Auch mit Sonnenbrand im Gesicht sollte man so schnell wie möglich in den Schatten.

Sonnenbrand richtig behandeln

Knallrot und schmerzend

Keinen Sonnenschutz aufgetragen oder zu lange in der Sonne gelegen: Vor allem Menschen mit heller Haut entwickeln dann ruckzuck einen Sonnenbrand. Jetzt ist schnelle Linderung gefragt.

Stressfaktor Sonne

UV-Strahlen sind für die Haut ein gewaltiger Stress. Sie reagiert mit einer akuten Entzündung, wird rot und schmerzt, und die obersten Hautzellen sterben ab. Je nach Intensität können sich sogar Blasen bilden, es drohen Fieber, Schüttelfrost und Schwächegefühl.

Am besten sorgt man dafür, dass es mithilfe eines geeigneten Sonnenschutzes gar nicht erst zu einem Sonnenbrand kommt. Ist es aber trotzdem passiert, muss schnell gehandelt werden.

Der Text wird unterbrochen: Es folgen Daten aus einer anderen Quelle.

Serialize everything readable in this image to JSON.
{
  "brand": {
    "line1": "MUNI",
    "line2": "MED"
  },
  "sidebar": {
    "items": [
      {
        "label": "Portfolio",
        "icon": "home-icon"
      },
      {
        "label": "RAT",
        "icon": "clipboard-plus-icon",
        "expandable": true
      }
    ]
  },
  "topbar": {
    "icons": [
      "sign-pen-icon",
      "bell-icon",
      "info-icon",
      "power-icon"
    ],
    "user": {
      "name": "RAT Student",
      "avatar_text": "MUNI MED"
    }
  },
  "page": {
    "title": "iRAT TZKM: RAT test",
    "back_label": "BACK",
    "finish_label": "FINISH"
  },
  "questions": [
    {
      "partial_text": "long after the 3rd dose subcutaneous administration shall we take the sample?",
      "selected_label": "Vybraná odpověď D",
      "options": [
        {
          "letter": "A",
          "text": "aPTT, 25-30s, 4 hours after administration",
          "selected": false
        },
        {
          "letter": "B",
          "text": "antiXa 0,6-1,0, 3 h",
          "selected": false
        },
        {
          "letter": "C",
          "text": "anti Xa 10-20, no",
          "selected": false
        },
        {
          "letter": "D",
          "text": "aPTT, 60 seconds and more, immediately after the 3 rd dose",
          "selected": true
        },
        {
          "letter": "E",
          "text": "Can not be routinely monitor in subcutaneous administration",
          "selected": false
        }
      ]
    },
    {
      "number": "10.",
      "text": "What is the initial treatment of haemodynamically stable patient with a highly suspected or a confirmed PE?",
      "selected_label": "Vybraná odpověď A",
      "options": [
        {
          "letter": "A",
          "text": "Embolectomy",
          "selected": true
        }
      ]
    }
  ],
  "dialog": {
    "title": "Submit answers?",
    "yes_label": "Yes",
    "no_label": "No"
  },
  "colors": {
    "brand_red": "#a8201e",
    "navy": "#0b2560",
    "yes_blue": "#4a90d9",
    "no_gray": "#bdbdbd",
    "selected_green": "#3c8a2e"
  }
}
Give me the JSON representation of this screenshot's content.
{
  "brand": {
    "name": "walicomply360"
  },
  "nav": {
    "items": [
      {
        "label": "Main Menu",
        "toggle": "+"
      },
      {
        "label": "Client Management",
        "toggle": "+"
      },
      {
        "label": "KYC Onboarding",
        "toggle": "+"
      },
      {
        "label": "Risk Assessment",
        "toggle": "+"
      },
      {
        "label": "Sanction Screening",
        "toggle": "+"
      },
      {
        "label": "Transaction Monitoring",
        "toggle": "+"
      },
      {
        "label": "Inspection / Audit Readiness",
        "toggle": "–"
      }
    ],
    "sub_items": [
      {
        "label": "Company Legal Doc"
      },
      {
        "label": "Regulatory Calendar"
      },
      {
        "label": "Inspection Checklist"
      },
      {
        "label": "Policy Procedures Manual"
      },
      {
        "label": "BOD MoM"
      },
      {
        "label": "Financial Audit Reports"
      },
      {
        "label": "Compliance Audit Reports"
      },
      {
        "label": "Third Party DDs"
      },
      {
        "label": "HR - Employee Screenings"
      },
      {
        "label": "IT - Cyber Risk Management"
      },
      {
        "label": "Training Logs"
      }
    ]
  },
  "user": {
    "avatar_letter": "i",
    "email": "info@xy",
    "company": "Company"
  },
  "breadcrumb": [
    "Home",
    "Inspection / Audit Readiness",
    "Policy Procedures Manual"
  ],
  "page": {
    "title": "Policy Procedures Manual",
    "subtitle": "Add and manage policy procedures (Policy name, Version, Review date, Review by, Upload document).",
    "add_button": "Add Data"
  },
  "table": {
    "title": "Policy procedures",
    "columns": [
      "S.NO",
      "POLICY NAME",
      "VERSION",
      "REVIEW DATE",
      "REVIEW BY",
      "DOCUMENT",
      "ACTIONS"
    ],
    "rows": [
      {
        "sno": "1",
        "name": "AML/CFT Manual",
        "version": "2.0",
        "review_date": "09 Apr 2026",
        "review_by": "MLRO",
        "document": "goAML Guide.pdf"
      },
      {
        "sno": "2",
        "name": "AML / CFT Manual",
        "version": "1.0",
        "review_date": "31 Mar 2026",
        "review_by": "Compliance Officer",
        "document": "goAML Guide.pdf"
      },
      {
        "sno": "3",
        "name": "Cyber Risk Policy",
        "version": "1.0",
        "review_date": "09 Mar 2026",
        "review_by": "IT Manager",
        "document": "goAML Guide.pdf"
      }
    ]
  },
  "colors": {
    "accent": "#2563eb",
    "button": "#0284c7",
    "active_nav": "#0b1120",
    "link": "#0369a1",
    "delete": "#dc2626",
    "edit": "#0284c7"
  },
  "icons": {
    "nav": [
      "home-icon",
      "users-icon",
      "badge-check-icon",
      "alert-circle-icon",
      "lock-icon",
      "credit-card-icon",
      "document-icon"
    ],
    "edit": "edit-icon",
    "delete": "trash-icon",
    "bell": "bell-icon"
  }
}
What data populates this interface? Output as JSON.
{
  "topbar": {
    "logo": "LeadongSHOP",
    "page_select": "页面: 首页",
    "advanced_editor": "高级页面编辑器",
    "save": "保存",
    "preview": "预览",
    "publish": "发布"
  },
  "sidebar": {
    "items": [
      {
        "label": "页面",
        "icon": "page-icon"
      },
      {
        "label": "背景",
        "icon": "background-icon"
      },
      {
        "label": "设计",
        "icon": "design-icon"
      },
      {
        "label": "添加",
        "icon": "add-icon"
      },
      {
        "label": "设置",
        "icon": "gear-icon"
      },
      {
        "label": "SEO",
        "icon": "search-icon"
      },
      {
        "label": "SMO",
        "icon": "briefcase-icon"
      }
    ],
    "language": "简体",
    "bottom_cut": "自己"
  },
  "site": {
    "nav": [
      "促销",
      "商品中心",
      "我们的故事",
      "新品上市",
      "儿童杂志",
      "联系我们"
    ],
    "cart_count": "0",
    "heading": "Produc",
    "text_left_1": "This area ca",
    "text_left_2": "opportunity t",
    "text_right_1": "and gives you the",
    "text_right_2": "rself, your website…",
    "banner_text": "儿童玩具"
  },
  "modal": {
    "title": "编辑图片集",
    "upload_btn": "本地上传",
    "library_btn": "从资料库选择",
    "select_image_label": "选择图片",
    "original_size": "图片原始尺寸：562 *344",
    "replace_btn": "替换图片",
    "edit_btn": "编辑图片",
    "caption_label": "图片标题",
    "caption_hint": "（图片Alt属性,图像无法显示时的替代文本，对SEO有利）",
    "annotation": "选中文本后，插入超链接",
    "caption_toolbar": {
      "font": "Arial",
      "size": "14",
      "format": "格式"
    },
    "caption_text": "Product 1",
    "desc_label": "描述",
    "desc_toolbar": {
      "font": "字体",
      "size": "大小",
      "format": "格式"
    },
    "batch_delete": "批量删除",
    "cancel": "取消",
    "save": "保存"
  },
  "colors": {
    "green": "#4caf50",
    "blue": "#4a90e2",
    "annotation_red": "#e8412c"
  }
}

Schatten, Kühlung, Flüssigkeit

Sobald beim Sonnenbad eine Hautrötung auffällt, heißt es: Raus aus der Sonne und in den Schatten. Das gilt auch für die Folgetage. Denn nur im Schatten kann sich die Haut wieder regenerieren. Daneben gibt es folgende Tipps:

  • Haut vorsichtig von Salz, Schweiß, Sand und Pflegeprodukten reinigen und mit feuchten Tüchern kühlen.
  • Anschließend spezielle After-Sun-Produkte auftragen. Die Auswahl dafür ist groß, Beratung gibt es in der Apotheke.
  • Unbedingt ausreichend trinken. Das beugt Kreislaufproblemen vor und unterstützt die Haut beim Heilungsprozess.
  • Bei starkem Juckreiz Gel mit juckreizstillenden Wirkstoffen (z.B. Bamipin und Dimetinden ) auftragen. Einige Gele sind auch für Kinder zugelassen und in der Apotheke erhältlich. Für Schwangere und Stillende sind die genannten Wirkstoffe nicht geeignet. Für sie gibt es in der Apotheke spezielle Präparate mit pflanzlichen Extrakten.
  • Cremes mit Hydrokortison lindern Schmerzen und Schwellungen. Sie können in zwei verschiedenen Wirkstärken bis zu dreimal täglich aufgetragen werden. Länger als zwei (hohe Dosierung) bis vier Wochen (niedrige Dosierung) sollten man sie aber nicht verwenden, da Kortisoncremes auf Dauer der Haut schaden.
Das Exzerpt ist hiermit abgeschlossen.